Treize fonctionnaires suspendus, dont neuf déférés à la justice – et nous ne sommes encore qu’au commencement... L’enquête n’a porté en effet que sur les travaux effectués en régie, et pour l’année 1926 seulement. Il y a bien d’autres dossiers qui attendent d’être exhumés, tous les dossiers d’adjudication, et qui révéleront des abus encore plus graves.

Deux questions se posent, en attendant :

Pendant que tous ces abus avaient lieu, pendant que toutes ces fraudes et ces corruptions se produisaient, comment se fait-il que le personnel supérieur des Travaux publics ne se soit jamais aperçu de rien ? Le directeur des Travaux publics, en particulier, que faisait-il, lui qui signait toutes les pièces ?

Est-il possible, d’autre part, est-il admissible que la direction des Finances ait régulièrement, pendant des années, ordonnancé et payé des factures frauduleuses sans que ses soupçons aient été une seule fois éveillés ?

Ou ces gens sont de mauvaise foi – et il faut s’en défaire –, ou ils sont d’une incompétence prodigieuse – et dans ce cas, ils sont encore plus dangereux...

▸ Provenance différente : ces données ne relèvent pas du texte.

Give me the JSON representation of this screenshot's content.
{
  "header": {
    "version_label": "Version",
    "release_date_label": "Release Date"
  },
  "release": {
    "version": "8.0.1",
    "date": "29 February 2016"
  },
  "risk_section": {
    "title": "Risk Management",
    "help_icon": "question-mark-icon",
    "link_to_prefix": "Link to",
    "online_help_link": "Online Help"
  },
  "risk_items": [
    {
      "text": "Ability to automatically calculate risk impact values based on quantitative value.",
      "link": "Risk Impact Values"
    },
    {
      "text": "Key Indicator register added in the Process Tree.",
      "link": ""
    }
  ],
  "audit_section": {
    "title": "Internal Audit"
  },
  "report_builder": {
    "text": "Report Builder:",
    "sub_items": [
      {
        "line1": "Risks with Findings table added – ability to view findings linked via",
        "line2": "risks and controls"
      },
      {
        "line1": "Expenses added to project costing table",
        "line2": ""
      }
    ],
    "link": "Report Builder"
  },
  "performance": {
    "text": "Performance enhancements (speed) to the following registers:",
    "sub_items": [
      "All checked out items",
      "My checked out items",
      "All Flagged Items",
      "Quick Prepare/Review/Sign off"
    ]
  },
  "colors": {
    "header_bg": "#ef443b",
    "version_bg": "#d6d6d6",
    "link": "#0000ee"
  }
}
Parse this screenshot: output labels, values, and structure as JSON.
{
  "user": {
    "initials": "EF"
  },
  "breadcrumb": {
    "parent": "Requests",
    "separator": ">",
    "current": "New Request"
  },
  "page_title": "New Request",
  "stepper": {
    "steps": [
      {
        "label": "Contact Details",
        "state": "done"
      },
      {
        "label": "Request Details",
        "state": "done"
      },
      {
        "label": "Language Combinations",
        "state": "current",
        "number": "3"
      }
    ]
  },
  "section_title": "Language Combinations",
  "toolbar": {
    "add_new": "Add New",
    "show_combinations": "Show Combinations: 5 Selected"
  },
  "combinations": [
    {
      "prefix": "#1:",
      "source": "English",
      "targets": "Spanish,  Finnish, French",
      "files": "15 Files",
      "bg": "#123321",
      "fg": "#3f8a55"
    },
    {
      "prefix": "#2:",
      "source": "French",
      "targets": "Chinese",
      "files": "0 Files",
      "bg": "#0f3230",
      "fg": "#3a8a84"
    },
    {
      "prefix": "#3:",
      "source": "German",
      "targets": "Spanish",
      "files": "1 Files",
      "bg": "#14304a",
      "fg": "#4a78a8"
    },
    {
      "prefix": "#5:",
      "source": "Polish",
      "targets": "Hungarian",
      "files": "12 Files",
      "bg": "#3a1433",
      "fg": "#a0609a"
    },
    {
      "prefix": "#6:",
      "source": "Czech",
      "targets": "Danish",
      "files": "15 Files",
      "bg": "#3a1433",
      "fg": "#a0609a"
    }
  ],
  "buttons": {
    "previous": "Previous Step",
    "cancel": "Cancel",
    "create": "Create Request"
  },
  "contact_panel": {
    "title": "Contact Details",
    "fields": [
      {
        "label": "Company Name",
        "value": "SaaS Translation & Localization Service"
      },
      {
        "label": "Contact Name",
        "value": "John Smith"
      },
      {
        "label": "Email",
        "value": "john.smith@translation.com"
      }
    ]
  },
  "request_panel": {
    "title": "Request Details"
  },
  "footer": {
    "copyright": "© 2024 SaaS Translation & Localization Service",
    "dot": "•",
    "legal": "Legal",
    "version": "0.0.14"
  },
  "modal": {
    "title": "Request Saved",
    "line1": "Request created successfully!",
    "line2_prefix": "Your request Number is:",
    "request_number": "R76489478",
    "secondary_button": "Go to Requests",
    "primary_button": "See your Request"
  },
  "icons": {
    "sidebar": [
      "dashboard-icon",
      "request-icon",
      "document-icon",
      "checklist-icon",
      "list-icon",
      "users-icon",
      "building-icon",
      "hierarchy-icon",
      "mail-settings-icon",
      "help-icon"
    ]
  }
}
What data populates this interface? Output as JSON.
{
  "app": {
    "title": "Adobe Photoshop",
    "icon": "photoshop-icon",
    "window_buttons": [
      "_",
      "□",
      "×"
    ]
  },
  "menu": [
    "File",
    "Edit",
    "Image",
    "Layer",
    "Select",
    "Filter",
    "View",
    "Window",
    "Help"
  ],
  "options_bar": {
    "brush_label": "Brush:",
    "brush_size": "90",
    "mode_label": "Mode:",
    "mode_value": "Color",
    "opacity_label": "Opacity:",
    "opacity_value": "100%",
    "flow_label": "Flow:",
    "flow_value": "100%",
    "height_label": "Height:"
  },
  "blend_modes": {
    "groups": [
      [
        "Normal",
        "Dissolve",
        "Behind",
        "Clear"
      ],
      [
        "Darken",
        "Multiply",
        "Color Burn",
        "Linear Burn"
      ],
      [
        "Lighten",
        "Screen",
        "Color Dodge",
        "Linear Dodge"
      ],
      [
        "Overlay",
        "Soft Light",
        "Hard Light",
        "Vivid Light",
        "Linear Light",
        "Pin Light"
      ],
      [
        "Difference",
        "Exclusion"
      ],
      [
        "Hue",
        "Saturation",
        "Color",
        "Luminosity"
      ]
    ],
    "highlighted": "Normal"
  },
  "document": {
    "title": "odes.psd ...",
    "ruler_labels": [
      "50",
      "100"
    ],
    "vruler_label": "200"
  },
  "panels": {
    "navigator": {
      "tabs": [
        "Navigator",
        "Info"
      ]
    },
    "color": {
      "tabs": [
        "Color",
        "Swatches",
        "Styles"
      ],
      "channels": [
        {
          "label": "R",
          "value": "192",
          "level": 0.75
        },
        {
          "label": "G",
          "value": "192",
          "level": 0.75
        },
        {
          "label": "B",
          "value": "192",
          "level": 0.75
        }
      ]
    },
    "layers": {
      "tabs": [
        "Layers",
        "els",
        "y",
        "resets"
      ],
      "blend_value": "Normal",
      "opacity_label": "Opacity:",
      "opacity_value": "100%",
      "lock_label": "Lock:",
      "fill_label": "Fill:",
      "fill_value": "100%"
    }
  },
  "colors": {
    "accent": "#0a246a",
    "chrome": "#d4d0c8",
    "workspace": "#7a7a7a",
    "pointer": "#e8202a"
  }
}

On a célébré hier le premier anniversaire d’une calamité nationale. Nous le disons pour ceux qui ne s’en seraient pas aperçus. Les fonctionnaires mis de côté, personne ne se serait rendu compte que c’était la fête de la République. Il n’y avait dans l’air aucun frémissement particulier...Ainsi notre République a un an... C’est déjà un miracle, à vrai dire, qu’elle ait...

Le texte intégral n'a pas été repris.